Administrators have long suspected that most students who "reverse transfer" from four-year institutions to community colleges — given that they are typically from low-income families — do so for financial reasons. A new report, however, argues that parents’ level of education has a bigger impact than does income, and that academic difficulty in the first years of college is more likely to be the reason behind reverse transfer.
This month’s issue of Sociology of Education — a journal of the American Sociological Association – features a report that attempts to explain the socioeconomic differences among college transfer students. The research of Sara Goldrick-Rab, professor of education policy studies and sociology at the University of Wisconsin at Madison, is based on the latest numbers from the National Educational Longitudinal Study. These numbers come from students who graduated from high school in 1992, and follow them through 2000.
Goldrick-Rab used a sample group of students who started their postsecondary education at a four-year institution. In this group, 33 percent transferred at least once within eight years of graduating from high school. Nearly 20 percent transferred “laterally,” from one four-year institution to another, and 15 percent transferred in “reverse” to a community college.
Lateral transfers were significantly more likely than reverse transfers to complete a bachelor’s degree – 69 percent compared to 22 percent. Both figures are still lower than the 79 percent graduation rate of those who did not transfer at all. Among those who reverse transferred and eventually made it back to a four-year institution, however, the graduation rate was 49 percent.
This, Goldrick-Rab noted, gives these reverse transfers a greater chance of earning a bachelor’s degree than students who start at a community college and then transfer upward to a four-year institution. She argued, however, that this is not an “effective pathway” for students to take, given the decreased likelihood that they will attain a four-year degree once they have transferred to a community college.
Transfer direction (lateral or reverse) was significantly affected by the student’s socioeconomic background. Students with families from the lowest income bracket were not quite half as likely as students with families from the highest income bracket to transfer between four-year institutions. They were three times more likely, however, to transfer to a community college.
The strongest indicator of transfer status, however, even considering income levels, was level of parental education. Students whose parents had more than a bachelor’s degree were some of the least likely to reverse transfer. At the opposite end, nearly 25 percent of those students whose parents had not completed high school reverse transferred.
The report attempts to account for the motivations behind the demographic differences made clear between these two types of transfers.
“Lateral transfer students appear to be a relatively elite set, since their levels of household income and parental occupational status are higher than average,” the report reads. “Their motivations for changing colleges may be based on expressions of personal preference, possibly striving to move to a ‘better’ school, but are clearly not connected to inadequate academic preparation in high school or poor performance in college.”
Though the rationale for reverse transfer might seem apparent, given the lower socioeconomic status of these students, Goldrick-Rab noted she was surprised to find that money was not the key issue for this cohort.
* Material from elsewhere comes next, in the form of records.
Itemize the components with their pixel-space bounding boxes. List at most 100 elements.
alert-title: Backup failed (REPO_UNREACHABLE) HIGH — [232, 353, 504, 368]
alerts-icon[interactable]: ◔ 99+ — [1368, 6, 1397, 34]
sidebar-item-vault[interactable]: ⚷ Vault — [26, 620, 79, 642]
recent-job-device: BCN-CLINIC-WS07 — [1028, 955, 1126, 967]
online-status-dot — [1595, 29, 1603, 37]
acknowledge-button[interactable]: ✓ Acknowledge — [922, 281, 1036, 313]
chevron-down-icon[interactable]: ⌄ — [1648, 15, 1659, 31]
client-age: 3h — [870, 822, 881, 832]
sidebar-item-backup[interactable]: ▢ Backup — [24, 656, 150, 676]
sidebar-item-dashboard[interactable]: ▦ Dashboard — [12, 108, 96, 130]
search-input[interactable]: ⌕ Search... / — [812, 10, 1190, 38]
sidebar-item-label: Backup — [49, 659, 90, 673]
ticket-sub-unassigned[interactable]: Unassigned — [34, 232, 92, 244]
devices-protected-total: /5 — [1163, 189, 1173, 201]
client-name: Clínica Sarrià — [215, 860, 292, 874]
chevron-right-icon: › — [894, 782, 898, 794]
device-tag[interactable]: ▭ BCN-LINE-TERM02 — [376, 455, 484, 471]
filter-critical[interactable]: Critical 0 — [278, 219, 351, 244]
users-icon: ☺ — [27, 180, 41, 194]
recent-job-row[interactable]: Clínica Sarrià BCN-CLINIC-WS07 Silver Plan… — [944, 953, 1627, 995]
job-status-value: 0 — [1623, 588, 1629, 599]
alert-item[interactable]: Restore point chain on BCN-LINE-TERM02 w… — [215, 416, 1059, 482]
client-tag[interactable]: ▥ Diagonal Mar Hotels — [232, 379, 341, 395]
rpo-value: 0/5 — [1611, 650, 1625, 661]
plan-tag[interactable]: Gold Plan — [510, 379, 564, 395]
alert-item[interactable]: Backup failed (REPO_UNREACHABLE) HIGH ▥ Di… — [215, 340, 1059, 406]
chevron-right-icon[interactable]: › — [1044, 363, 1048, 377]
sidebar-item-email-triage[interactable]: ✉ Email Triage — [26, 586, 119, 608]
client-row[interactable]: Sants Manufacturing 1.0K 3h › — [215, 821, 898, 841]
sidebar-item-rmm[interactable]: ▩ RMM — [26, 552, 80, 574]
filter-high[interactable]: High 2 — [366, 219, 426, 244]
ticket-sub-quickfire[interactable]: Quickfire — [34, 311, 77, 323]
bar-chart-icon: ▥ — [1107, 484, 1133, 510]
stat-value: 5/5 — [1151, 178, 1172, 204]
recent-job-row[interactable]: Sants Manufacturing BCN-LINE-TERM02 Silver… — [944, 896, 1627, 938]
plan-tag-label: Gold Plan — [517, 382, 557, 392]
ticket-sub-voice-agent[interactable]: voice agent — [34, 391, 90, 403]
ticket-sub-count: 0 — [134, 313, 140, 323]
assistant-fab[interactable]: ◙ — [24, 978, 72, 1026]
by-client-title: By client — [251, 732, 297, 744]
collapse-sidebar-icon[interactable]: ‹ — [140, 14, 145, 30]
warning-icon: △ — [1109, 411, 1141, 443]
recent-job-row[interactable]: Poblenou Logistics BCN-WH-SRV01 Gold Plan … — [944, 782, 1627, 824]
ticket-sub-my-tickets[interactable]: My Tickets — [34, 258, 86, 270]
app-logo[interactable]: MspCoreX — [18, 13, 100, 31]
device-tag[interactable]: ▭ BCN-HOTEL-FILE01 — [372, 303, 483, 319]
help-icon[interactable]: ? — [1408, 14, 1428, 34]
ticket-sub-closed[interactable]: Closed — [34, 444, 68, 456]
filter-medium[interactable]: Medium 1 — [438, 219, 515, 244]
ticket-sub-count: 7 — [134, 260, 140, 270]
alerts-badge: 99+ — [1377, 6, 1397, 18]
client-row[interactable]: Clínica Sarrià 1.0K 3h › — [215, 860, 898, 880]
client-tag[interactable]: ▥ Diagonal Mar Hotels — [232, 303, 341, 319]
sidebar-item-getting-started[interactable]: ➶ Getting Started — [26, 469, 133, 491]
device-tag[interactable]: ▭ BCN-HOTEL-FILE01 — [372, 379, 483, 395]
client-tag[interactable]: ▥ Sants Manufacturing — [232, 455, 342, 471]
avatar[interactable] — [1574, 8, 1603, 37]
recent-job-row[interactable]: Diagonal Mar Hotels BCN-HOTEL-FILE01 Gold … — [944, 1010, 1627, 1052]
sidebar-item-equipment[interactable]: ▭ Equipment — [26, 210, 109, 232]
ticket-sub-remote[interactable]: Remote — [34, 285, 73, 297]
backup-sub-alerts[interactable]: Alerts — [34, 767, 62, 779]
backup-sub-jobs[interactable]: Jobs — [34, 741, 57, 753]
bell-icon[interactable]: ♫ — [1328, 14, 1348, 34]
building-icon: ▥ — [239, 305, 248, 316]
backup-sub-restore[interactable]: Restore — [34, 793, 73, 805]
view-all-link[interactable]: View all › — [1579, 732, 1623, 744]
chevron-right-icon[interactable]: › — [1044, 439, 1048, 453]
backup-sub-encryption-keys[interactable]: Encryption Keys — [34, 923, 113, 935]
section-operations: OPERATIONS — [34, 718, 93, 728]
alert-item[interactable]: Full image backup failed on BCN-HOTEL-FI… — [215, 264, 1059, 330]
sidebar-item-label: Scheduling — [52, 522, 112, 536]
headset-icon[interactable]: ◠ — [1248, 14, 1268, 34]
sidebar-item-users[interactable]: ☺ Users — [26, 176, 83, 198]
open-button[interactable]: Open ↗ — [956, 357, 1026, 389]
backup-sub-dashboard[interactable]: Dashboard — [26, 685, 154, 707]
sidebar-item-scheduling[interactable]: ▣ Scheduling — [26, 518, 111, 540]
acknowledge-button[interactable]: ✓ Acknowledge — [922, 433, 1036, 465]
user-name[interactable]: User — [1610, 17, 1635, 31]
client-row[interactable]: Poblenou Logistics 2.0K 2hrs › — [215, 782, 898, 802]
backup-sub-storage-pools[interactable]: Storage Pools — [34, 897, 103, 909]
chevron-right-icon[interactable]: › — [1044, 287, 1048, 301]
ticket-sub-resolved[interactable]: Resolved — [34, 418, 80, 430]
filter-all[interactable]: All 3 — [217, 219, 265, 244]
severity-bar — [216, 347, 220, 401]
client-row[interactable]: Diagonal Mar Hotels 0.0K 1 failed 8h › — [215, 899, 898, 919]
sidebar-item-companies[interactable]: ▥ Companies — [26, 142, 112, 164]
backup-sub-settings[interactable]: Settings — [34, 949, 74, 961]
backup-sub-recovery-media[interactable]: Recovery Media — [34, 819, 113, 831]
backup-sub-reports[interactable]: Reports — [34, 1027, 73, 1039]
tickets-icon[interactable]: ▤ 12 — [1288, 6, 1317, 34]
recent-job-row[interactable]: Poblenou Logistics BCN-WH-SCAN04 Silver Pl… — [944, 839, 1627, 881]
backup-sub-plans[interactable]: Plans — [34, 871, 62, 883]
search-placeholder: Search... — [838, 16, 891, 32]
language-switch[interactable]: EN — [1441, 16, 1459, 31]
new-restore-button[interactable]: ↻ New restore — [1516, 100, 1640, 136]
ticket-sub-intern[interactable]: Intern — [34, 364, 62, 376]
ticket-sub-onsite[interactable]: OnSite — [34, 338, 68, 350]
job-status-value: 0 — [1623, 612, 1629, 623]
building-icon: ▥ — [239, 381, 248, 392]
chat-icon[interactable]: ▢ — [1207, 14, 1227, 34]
“The levels of academic preparation, informational and financial resources, and educational expectations found among the children of less-educated parents do not explain these students’ tendency to reverse transfer,” the report reads. “Instead, the analyses clearly showed that students who are equally well prepared for college but come from less-educated families show a higher propensity to leave the four-year college track because they struggle academically in their first year of college. This finding is consistent with other research that has identified significant challenges for first-generation students, particularly during their first year of college.”
Although this data was taken from college students during the mid- to late 1990s, Goldrick-Rab believes the rationale for reverse transfer is still less about money, even with the economy forcing some to reconsider their college selection. As more data become available about today’s students, she expects to see a further increase in the number of students who chose to reverse transfer.
From a policy standpoint, Goldrick-Rab believes that four-year institutions should bear most of the burden when it comes to stemming the tide of reverse transfers. She said that four-year institutions should adopt mandatory advising programs to help students “resolve their academic challenges” and stay at a four-year school. Ideally, she added, these programs should cater to students whose parents did not attend graduate school — the most crucial population in the report.
“The function of community colleges shouldn’t be to do the job that a four-year school should have done,” Goldrick-Rab said. “Four-year schools need to not think about losing some of these students to community colleges as inevitable. It’s been their problem all along. There has to be something to catch these students on the other end.”
She recommends that four-year institutions promote advising resources to students who are considering transferring — such as a sign that says "Thinking of leaving? Feel like you can’t make it here? Talk to us." She said that these students, and sometimes their parents, often do not understand that reverse transferring to a community college lowers their chances to earn a four-year degree, as the data show.
“A lot of people don’t have a lot of information on hand when things don’t go well at a four-year school,” Goldrick-Rab said. “They’re not savvy about things and will think it fine to just go home and attend their local community college. That’s fine, but the chances of getting a bachelor’s degree are drastically diminished. They’re derailing their stated ambition of getting the degree they wanted. I don’t think a lot of them realize the consequences, and I think [reverse transferring] can be prevented.”